The advantages of the Castle Trust include:

  • This is a grantor trust that you create and are in control of.  No beneficiary ever has a right to demand a distribution of income or principal during your life.
  • The trust provides asset protection from future liability like car accidents, professional or personal negligence, and even can be structured to provide protection from Medicaid ineligibility.
  • The trust is a disregarded entity for tax purposes and uses your social security number.  This means you are taxed just like as if you owned the assets yourself.
  • The trust does not remove assets from your estate so your beneficiaries receive a full step up in basis upon your death, just like with personally owned assets or those in a revocable trust.
  • The assets in this trust are protected from the surviving spouse‚Äôs future marriage in much the same way that a prenuptial agreement would protect the assets.
  • The assets are protected from an elective share claim in the future.
  • You can change the beneficiary at any time without risking loss of the assets to creditors.
  • The trust has special provisions to protect inherited IRAs from the claims of creditors.  (A recent Supreme Court case held that inherited IRAs are not protected from creditors)
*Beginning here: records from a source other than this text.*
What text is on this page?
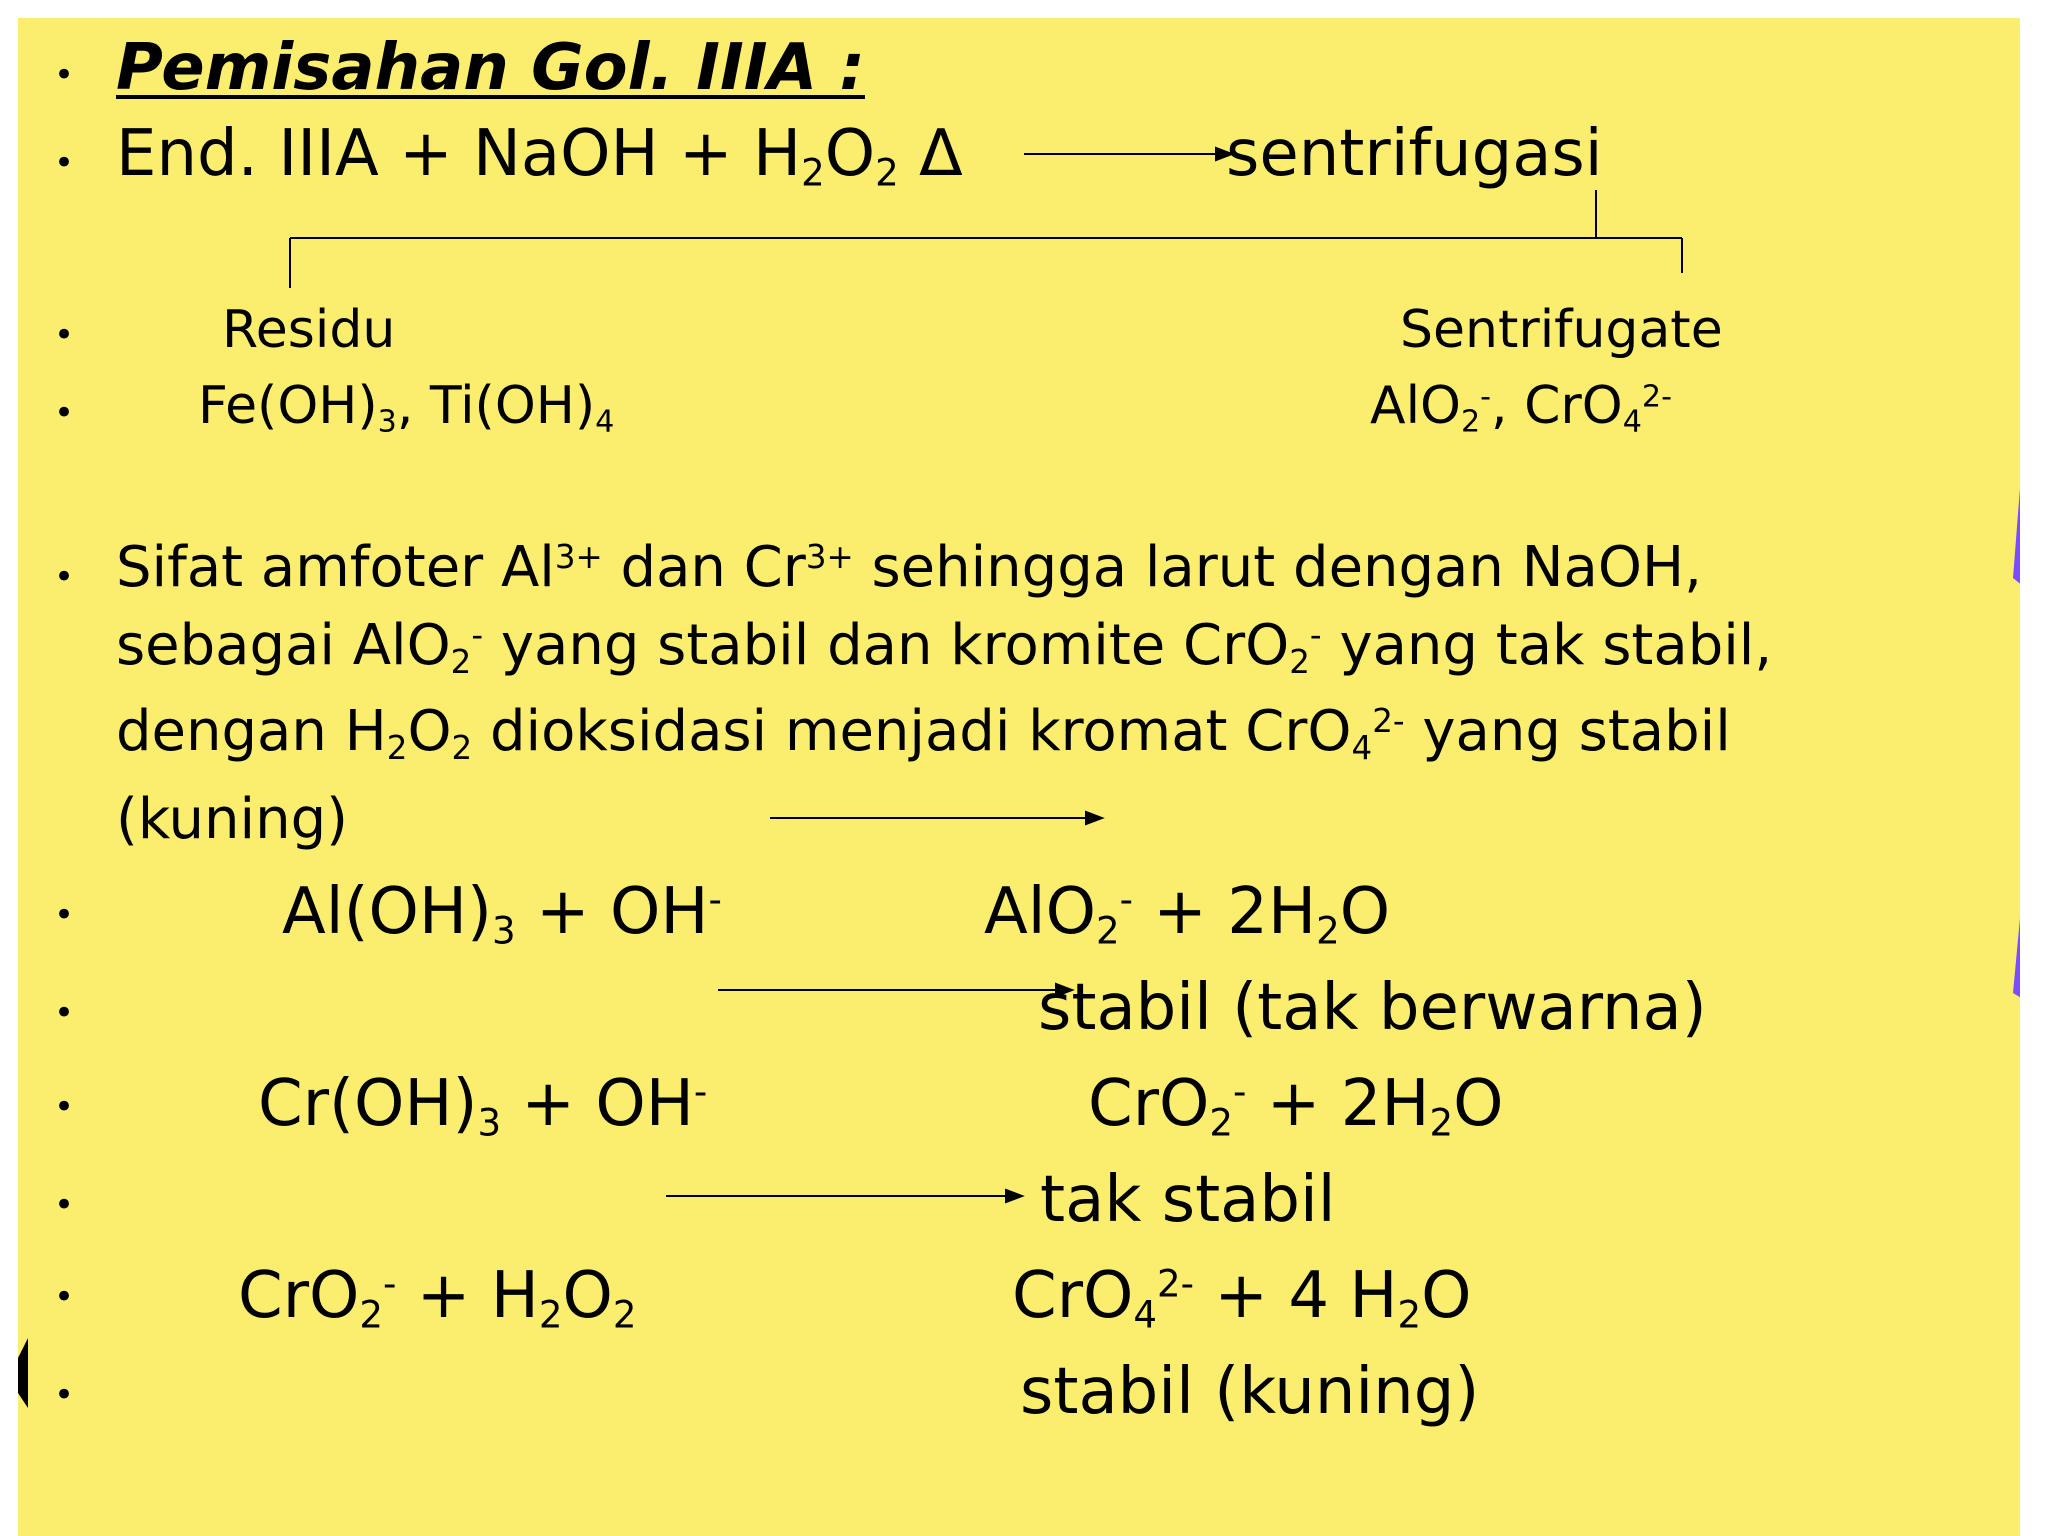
•
•
•
•
•
•
•
•
•
•
•
Pemisahan Gol. IIIA :
End. IIIA + NaOH + $H_2O_2$ Δ	sentrifugasi
Residu
$Fe(OH)_3$, $Ti(OH)_4$
Sentrifugate
AlO$_2$-, CrO$_4^{2-}$
Sifat amfoter $Al^{3+}$ dan $Cr^{3+}$ sehingga larut dengan NaOH,
sebagai AlO$_2$- yang stabil dan kromite CrO$_2$- yang tak stabil,
dengan $H_2O_2$ dioksidasi menjadi kromat CrO$_4^{2-}$ yang stabil
(kuning)
$Al(OH)_3 + OH^-$	$AlO_2^- + 2H_2O$
stabil (tak berwarna)
$Cr(OH)_3 + OH^-$	$CrO_2^- + 2H_2O$
tak stabil
$CrO_2^- + H_2O_2$	CrO$_4^{2-}$ + 4 $H_2O$
stabil (kuning)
  • All assets that can be transferred to a revocable trust can be transferred to a Castle Trust without penalties or termination.
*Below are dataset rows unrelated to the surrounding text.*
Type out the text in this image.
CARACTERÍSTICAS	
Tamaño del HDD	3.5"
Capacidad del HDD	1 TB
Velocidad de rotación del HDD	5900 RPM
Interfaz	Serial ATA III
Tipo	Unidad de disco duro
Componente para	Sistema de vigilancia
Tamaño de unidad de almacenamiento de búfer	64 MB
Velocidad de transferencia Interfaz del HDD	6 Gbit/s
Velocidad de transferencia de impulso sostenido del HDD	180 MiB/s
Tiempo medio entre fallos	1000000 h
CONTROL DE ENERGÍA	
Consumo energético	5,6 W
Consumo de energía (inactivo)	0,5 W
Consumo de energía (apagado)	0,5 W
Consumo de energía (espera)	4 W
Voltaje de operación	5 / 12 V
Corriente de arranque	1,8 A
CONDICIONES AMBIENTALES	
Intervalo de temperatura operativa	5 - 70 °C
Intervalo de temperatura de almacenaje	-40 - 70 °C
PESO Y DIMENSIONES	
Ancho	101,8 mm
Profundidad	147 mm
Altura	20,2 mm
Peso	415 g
  • The Castle Trust can contain trust protectors that enable changes to the documents if the laws change in the future, in much the same way as one would have with a revocable trust.  Often in joint irrevocable trust, changes cannot be made after the death of the first spouse, but even with a joint Castle Trust, changes can be made after the death of the first spouse.

As you see, the modern asset protection irrevocable trust is a completely different animal.  These trusts are great for avoiding probate, protecting your beneficiaries, and most importantly–protecting you.  Given these benefits, it’s a matter of time before financial planners will be more familiar with the Castle Trust and realize these aren’t your parent’s irrevocable trusts of old.